From the first legal treatise written after Constitutional Ratification:
It will be remembered, that the object of the several states in the adoption of that instrument, was not the establishment of a general consolidated government, which should swallow up the state sovereignties, and annihilate their several jurisdictions, and powers, as states; but a federal government, with powers limited to certain determinate objects; viz. their intercourse and concerns with foreign nations; and with each other, as separate and independent states; and, as members of the same confederacy: leaving the administration of their internal, and domestic concerns, to the absolute and uncontrolable jurisdiction of the states, respectively; except in one or two particular instances, specified, and enumerated in the constitution. And because this principle was supposed not to have been expressed with sufficient precision, and certainty, an amendatory article was proposed, adopted, and ratified; whereby it is expressly declared, that, the powers not delegated to the United States by the constitution, nor prohibited by it to the states, are reserved to the states respectively, or to the people. This article is, indeed, nothing more than an express recognition of the law of nations; for Vattel informs us, that several sovereign, and independent states may unite themselves together by a perpetual confederacy, without each in particular ceasing to be a perfect state. They will form together a federal republic: the deliberations in common will offer no violence to the sovereignty of each member, though they may in certain respects put some constraint on the exercise of it, in virtue of voluntary engagements.
View of the Constitution of the United States George Tucker
There is a natural and a positive law of nations. By the former, every state, in its relations with other states, is bound to conduct itself with justice, good faith, and benevolence; and this application of the law of nature has been called by Vattel, the necessary law of nations, because nations are bound by the law of nature to observe it; and it is termed by others, the internal law of nations, because it is obligatory upon them in point of conscience.
James Kent, Commentaries
Talk about the devil being in the details!
Nice going, BTW!
I’ve heard so many contradictory things on this. If I remember correctly the age limit does not apply to women born American, only naturalized ones. And, I’ve heard (despite lots of comments to the contrary) that the boundaries of the territorial US only counts if both parents were not US citizens.
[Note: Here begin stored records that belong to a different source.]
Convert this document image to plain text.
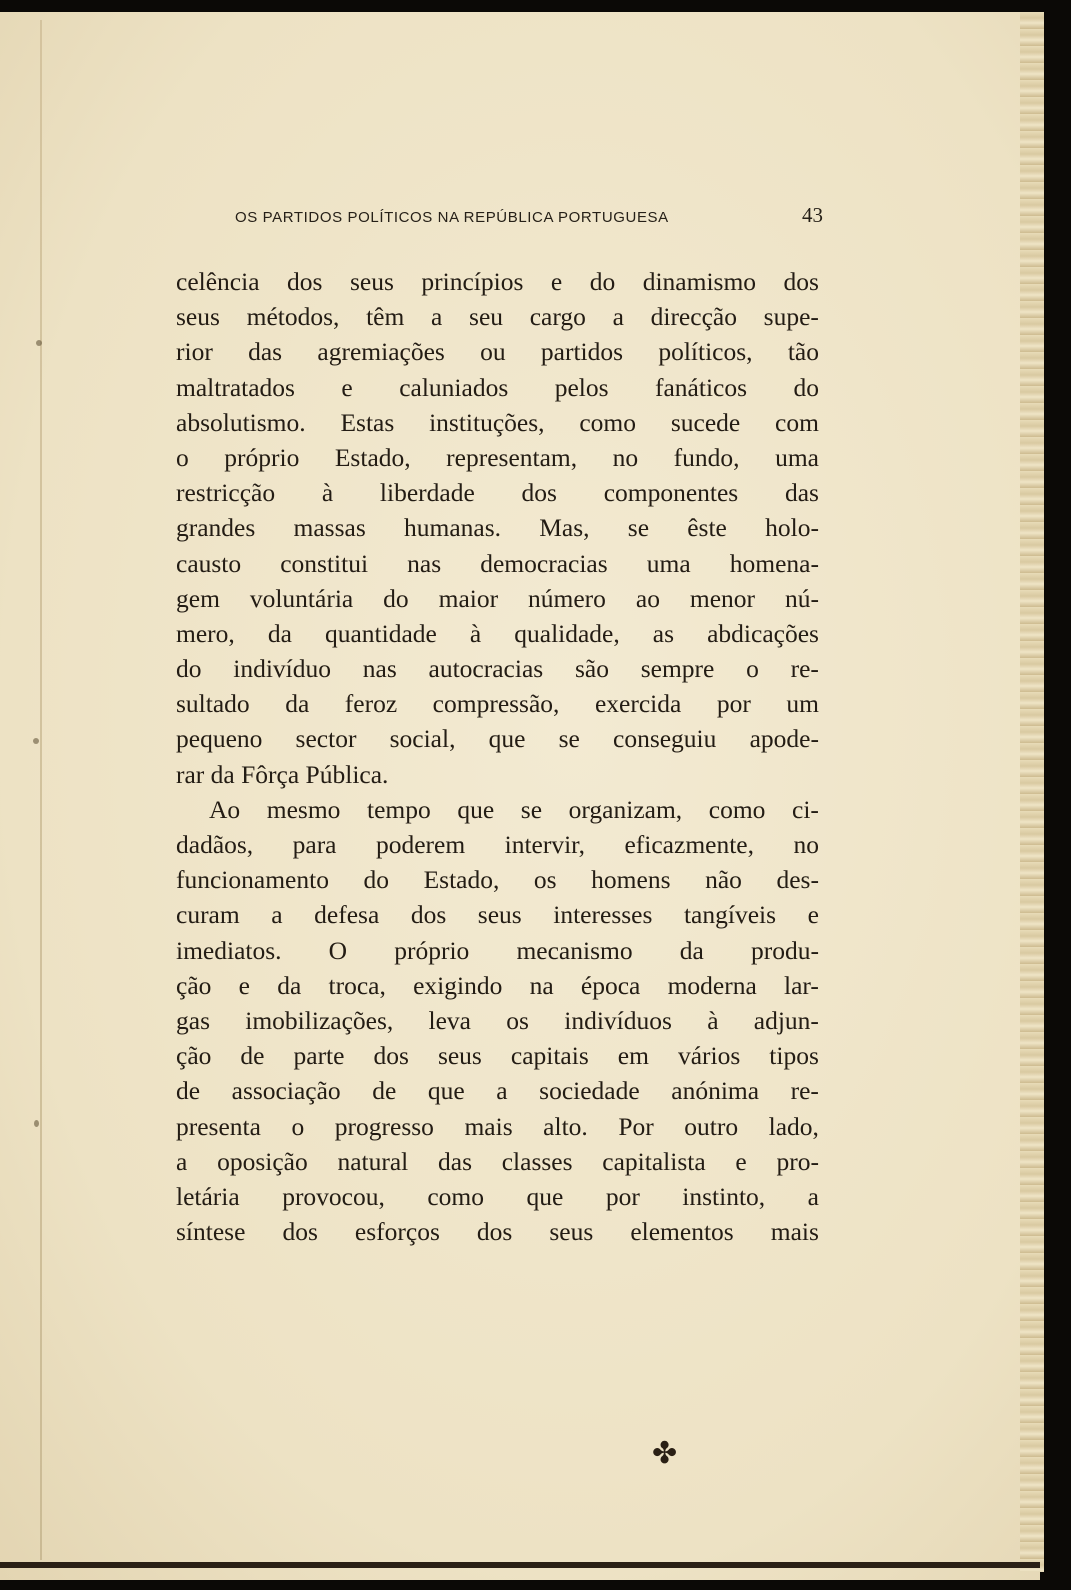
OS PARTIDOS POLÍTICOS NA REPÚBLICA PORTUGUESA	43
celência dos seus princípios e do dinamismo dos
seus métodos, têm a seu cargo a direcção supe-
rior das agremiações ou partidos políticos, tão
maltratados e caluniados pelos fanáticos do
absolutismo. Estas instituções, como sucede com
o próprio Estado, representam, no fundo, uma
restricção à liberdade dos componentes das
grandes massas humanas. Mas, se êste holo-
causto constitui nas democracias uma homena-
gem voluntária do maior número ao menor nú-
mero, da quantidade à qualidade, as abdicações
do indivíduo nas autocracias são sempre o re-
sultado da feroz compressão, exercida por um
pequeno sector social, que se conseguiu apode-
rar da Fôrça Pública.
Ao mesmo tempo que se organizam, como ci-
dadãos, para poderem intervir, eficazmente, no
funcionamento do Estado, os homens não des-
curam a defesa dos seus interesses tangíveis e
imediatos. O próprio mecanismo da produ-
ção e da troca, exigindo na época moderna lar-
gas imobilizações, leva os indivíduos à adjun-
ção de parte dos seus capitais em vários tipos
de associação de que a sociedade anónima re-
presenta o progresso mais alto. Por outro lado,
a oposição natural das classes capitalista e pro-
letária provocou, como que por instinto, a
síntese dos esforços dos seus elementos mais
✤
The key is “natural born” vs. “naturalized”. As much as a liberal as she was, Obama’s mama was born as a US citizen and both of her parents were US citizens. She was single when she gave birth to Barry and he is a natural born US citizen no matter who the father was or where she popped him out as far as I can tell. What’s interesting to me in this whole debate is WHY he won’t disclose his long-form Birth Certificate, his college grades & papers, etc. etc. etc. He’s certainly hiding something, but citizenship ain’t it. At least as far as I can tell.
(Four) 4 Supreme Court Cases define "natural born citizen"
. . . . Did y'all see this?
Thanks, Slings and Arrows.
When this first came up two years ago, the text and the link to the actual immigration and naturalization law (which was in effect at the time of Zero's birth) was posted here.
I wish I had it now, but what it said, is that, if a mother is an American citizen, and gives birth to a baby whose father is a foreign citizen, while outside the boundaries of the territorial US, then the mother must be past the age of 14, plus 5 years for her to be able to confer US citizenship on that child.
This is one HUGE reason that it's vital for Obama's LFBC to be released. Stanley Ann Dunham was just short of her 19th birthday when Zero was born. If she gave birth to him outside the territorial US, then he's not even a US citizen, much less, a Natural Born Citizen.